COME SI TRASMETTE L’AVIARIA

Un essere umano corre il rischio di contrarre l’influenza aviaria solo se entra in contatto diretto con uccelli infetti o con piume o feci contaminate.

Mentre, come ricorda il ministero della Salute, “non ci sono prove che suggeriscano che i virus […] dell’influenza aviaria possano essere trasmessi all’uomo attraverso la manipolazione delle carni di pollame o uova adeguatamente preparati e trattati termicamente, come la cottura”. I casi registrati in passato “sono stati collegati al consumo di piatti a base di sangue di pollame crudo e contaminato”.

POTENZIALI RISCHI

Bisogna però anche considerare che i rischi per l’uomo non sono inesistenti e che tenere sotto controllo o arginare queste epidemie non è così semplice perché, come ha detto il dottor Soares Magalhães ad Abc: “Finora la trasmissione dell’influenza aviaria da uomo a uomo è stata molto limitata, ma questo non significa che i nuovi ceppi non acquisiranno questa capacità”.
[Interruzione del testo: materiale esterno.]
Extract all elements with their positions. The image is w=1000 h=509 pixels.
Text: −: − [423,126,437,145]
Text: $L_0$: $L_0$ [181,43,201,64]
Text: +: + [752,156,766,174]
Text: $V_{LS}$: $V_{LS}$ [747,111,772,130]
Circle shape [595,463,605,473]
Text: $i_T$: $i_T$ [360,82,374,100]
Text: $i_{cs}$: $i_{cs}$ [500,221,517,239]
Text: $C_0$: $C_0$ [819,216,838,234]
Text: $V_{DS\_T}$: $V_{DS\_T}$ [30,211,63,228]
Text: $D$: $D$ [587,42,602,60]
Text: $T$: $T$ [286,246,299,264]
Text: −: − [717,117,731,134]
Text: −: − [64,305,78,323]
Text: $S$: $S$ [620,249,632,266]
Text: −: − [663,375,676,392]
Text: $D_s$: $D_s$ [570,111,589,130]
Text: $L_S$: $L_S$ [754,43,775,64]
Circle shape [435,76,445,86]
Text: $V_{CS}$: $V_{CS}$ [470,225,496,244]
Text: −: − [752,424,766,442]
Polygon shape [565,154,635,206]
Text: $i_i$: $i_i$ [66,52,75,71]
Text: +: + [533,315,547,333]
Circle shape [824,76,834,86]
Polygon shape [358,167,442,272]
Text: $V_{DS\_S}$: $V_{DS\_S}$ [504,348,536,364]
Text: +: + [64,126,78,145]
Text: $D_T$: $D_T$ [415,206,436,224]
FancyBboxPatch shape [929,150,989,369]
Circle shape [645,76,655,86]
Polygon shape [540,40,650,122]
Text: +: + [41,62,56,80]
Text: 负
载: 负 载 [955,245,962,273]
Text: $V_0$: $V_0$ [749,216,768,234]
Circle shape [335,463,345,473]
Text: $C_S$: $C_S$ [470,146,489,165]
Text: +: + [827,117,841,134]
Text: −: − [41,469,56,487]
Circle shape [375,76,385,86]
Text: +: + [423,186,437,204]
E come osservava tempo fa la responsabile del settore conservazione del Wwf, Isabella Pratesi: “Con oltre 20 miliardi di polli allevati nel mondo e un numero crescente di allevamenti intensivi in tutto il mondo la possibilità di nuove ondate di malattie infettive di origine animale è molto alta. Varianti dell’influenza aviaria sono già in giro tra gli allevamenti intensivi del mondo, tutte in grado di infettare e uccidere l’uomo: è un rischio potenzialmente più grave del Covid-19”.

I TACCHINI DI NATALE E GLI ALLEVATORI BRITANNICI

Ma a rischio, sia per la carenza che per i potenziali prezzi proibitivi, è anche il tradizionale tacchino di Natale che molti inglesi usano mettere al centro della tavola durante le festività. Secondo Reuters infatti la Gran Bretagna produce più di 11 milioni di tacchini all’anno, di cui poco meno di due terzi vengono consumati nel periodo natalizio.

Per risolvere il problema, il ministero dell’Agricoltura britannico, ha annunciato che i produttori di pollame potranno abbattere gli animali in anticipo, congelarli e poi scongelarli per venderli tra il 28 novembre e il 31 dicembre 2022. Gli allevatori riceveranno inoltre un indennizzo fin dall’inizio di un abbattimento pianificato, anziché alla fine.